To avoid contamination, health authorities have restricted blood donation in southeastern France, where 22 people have already contracted the Nile virus.
In the south-east of France, blood donation is now restricted due to the presence of the West Nile virus, better known as Nile fever. More specifically, individuals who have slept at least one night in the Alpes-Maritimes, Var, Bouches-du-Rhône, Vaucluse, Pyrénées-Orientales or Monaco “cannot donate for 28 days”, decreed the French Blood Establishment, this Monday, October 22.
Fatal illness
According to the regional health agency, at least 22 people have contracted the West Nile virus in Provence-Alpes-Côte-d’Azur, including 19 in the Alpes-Maritimes, these figures already dating from the beginning of October. “The circulation of the West Nile virus is earlier and more important in 2018 than in previous years in Europe”, indicates the agency. Four people had to be hospitalized because of a neuroinvasive form of the virus.

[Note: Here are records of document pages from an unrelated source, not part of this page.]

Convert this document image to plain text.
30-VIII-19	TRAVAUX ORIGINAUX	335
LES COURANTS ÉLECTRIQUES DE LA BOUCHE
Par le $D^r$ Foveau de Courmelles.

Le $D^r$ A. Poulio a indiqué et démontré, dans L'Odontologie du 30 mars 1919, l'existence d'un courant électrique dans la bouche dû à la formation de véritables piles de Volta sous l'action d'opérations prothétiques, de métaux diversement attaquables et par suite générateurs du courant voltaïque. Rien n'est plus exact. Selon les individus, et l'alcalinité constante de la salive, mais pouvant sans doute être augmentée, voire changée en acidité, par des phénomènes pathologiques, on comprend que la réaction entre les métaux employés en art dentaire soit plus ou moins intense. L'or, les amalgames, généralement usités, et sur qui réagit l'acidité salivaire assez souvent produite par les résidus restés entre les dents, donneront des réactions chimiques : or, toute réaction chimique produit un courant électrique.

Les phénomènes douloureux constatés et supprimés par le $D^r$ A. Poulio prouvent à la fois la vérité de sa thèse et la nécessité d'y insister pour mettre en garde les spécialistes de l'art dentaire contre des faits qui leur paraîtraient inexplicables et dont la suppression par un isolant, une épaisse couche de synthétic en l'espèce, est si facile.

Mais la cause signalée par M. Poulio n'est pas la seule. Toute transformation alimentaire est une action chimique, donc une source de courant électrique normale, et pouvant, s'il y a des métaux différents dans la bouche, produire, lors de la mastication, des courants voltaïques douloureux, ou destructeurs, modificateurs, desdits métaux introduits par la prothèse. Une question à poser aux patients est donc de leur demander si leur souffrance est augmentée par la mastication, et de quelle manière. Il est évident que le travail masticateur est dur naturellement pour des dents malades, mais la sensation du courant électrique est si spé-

In most cases, West Nile virus infection is asymptomatic. However, in 2% of cases, patients may show a flu-like syndrome (fever, headache, muscle pain) sometimes accompanied by a skin rash. The affliction can then develop into a fatal disease, becoming West Nile meningitis. However, only one in ten infected people develop this serious form.

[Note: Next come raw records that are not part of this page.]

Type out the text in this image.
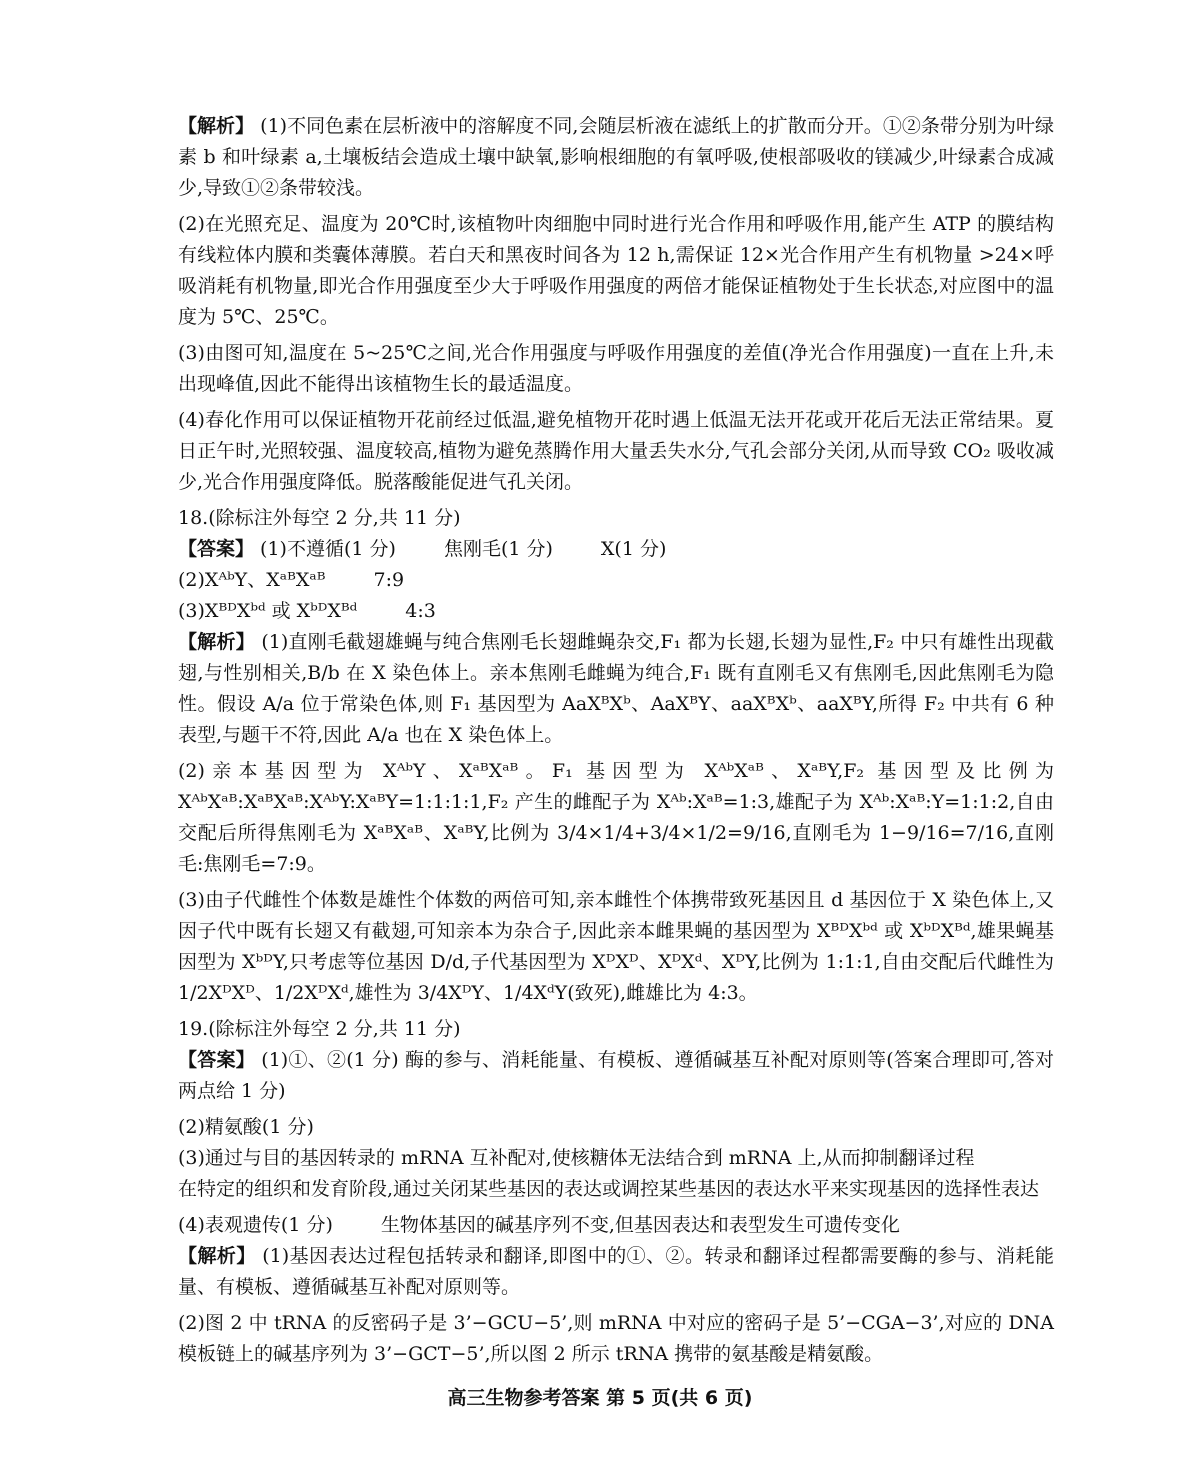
【解析】 (1)不同色素在层析液中的溶解度不同,会随层析液在滤纸上的扩散而分开。①②条带分别为叶绿素 b 和叶绿素 a,土壤板结会造成土壤中缺氧,影响根细胞的有氧呼吸,使根部吸收的镁减少,叶绿素合成减少,导致①②条带较浅。

(2)在光照充足、温度为 20℃时,该植物叶肉细胞中同时进行光合作用和呼吸作用,能产生 ATP 的膜结构有线粒体内膜和类囊体薄膜。若白天和黑夜时间各为 12 h,需保证 12×光合作用产生有机物量 >24×呼吸消耗有机物量,即光合作用强度至少大于呼吸作用强度的两倍才能保证植物处于生长状态,对应图中的温度为 5℃、25℃。

(3)由图可知,温度在 5~25℃之间,光合作用强度与呼吸作用强度的差值(净光合作用强度)一直在上升,未出现峰值,因此不能得出该植物生长的最适温度。

(4)春化作用可以保证植物开花前经过低温,避免植物开花时遇上低温无法开花或开花后无法正常结果。夏日正午时,光照较强、温度较高,植物为避免蒸腾作用大量丢失水分,气孔会部分关闭,从而导致 CO₂ 吸收减少,光合作用强度降低。脱落酸能促进气孔关闭。

18.(除标注外每空 2 分,共 11 分)

【答案】 (1)不遵循(1 分)	焦刚毛(1 分)	X(1 分)

(2)XᴬᵇY、XᵃᴮXᵃᴮ	7:9

(3)XᴮᴰXᵇᵈ 或 XᵇᴰXᴮᵈ	4:3

【解析】 (1)直刚毛截翅雄蝇与纯合焦刚毛长翅雌蝇杂交,F₁ 都为长翅,长翅为显性,F₂ 中只有雄性出现截翅,与性别相关,B/b 在 X 染色体上。亲本焦刚毛雌蝇为纯合,F₁ 既有直刚毛又有焦刚毛,因此焦刚毛为隐性。假设 A/a 位于常染色体,则 F₁ 基因型为 AaXᴮXᵇ、AaXᴮY、aaXᴮXᵇ、aaXᴮY,所得 F₂ 中共有 6 种表型,与题干不符,因此 A/a 也在 X 染色体上。

(2)亲本基因型为 XᴬᵇY、XᵃᴮXᵃᴮ。F₁ 基因型为 XᴬᵇXᵃᴮ、XᵃᴮY,F₂ 基因型及比例为 XᴬᵇXᵃᴮ:XᵃᴮXᵃᴮ:XᴬᵇY:XᵃᴮY=1:1:1:1,F₂ 产生的雌配子为 Xᴬᵇ:Xᵃᴮ=1:3,雄配子为 Xᴬᵇ:Xᵃᴮ:Y=1:1:2,自由交配后所得焦刚毛为 XᵃᴮXᵃᴮ、XᵃᴮY,比例为 3/4×1/4+3/4×1/2=9/16,直刚毛为 1−9/16=7/16,直刚毛:焦刚毛=7:9。

(3)由子代雌性个体数是雄性个体数的两倍可知,亲本雌性个体携带致死基因且 d 基因位于 X 染色体上,又因子代中既有长翅又有截翅,可知亲本为杂合子,因此亲本雌果蝇的基因型为 XᴮᴰXᵇᵈ 或 XᵇᴰXᴮᵈ,雄果蝇基因型为 XᵇᴰY,只考虑等位基因 D/d,子代基因型为 XᴰXᴰ、XᴰXᵈ、XᴰY,比例为 1:1:1,自由交配后代雌性为 1/2XᴰXᴰ、1/2XᴰXᵈ,雄性为 3/4XᴰY、1/4XᵈY(致死),雌雄比为 4:3。

19.(除标注外每空 2 分,共 11 分)

【答案】 (1)①、②(1 分) 酶的参与、消耗能量、有模板、遵循碱基互补配对原则等(答案合理即可,答对两点给 1 分)

(2)精氨酸(1 分)

(3)通过与目的基因转录的 mRNA 互补配对,使核糖体无法结合到 mRNA 上,从而抑制翻译过程

在特定的组织和发育阶段,通过关闭某些基因的表达或调控某些基因的表达水平来实现基因的选择性表达

(4)表观遗传(1 分)	生物体基因的碱基序列不变,但基因表达和表型发生可遗传变化

【解析】 (1)基因表达过程包括转录和翻译,即图中的①、②。转录和翻译过程都需要酶的参与、消耗能量、有模板、遵循碱基互补配对原则等。

(2)图 2 中 tRNA 的反密码子是 3’−GCU−5’,则 mRNA 中对应的密码子是 5’−CGA−3’,对应的 DNA 模板链上的碱基序列为 3’−GCT−5’,所以图 2 所示 tRNA 携带的氨基酸是精氨酸。

高三生物参考答案 第 5 页(共 6 页)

The West Nile virus is transmitted by the Culex mosquito, contaminated by contact with infected birds. It does not pass between humans except through transfusion of infected blood – hence the public health measure described above.

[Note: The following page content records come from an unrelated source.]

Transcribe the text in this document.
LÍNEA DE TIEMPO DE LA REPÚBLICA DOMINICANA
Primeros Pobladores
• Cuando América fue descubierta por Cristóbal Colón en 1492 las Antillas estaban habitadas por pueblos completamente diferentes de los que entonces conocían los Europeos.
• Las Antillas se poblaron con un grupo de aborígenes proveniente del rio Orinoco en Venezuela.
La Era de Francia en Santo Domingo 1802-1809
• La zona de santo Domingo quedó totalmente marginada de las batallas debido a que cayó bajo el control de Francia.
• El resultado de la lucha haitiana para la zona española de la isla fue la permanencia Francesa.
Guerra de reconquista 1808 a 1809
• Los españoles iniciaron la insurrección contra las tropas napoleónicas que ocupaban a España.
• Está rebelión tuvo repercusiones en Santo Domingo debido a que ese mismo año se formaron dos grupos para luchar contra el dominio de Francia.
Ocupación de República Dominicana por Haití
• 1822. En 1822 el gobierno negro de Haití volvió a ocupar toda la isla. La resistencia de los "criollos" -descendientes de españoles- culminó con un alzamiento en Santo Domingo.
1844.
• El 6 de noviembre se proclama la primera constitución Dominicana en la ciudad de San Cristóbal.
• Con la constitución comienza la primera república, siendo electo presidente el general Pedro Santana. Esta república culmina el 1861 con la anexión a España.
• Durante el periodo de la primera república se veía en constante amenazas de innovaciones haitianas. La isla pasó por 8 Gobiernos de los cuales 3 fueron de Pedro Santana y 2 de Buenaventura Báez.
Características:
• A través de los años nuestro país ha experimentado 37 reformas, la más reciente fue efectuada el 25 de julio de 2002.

Sleep under a mosquito net
Like the tiger mosquito, the Culex mosquito appreciates warm, stagnant water and bites mainly at night, but sometimes even during the day. This is why the ARS recommends “emptying and storing small containers under cover, covering water tanks with a cloth or mosquito net”, “wearing loose, covering clothing”, “using repellents, recommended by your pharmacist, on clothing and on uncovered areas of skin”. Finally, “for sensitive people (newborns, pregnant women, immunocompromised people)”, it is advisable to sleep under a mosquito net.
In France, the West Nile virus appeared for the first time in metropolitan France in 1962 in the Camargue, then again in 2000. Three years later, seven people had been affected in the Var. The disease then reappeared in Nîmes in October 2015 in a patient who, quickly taken care of, escaped without complications. Then, nothing for two years, before a new case was diagnosed in Nice last year. At present, the person is in good health.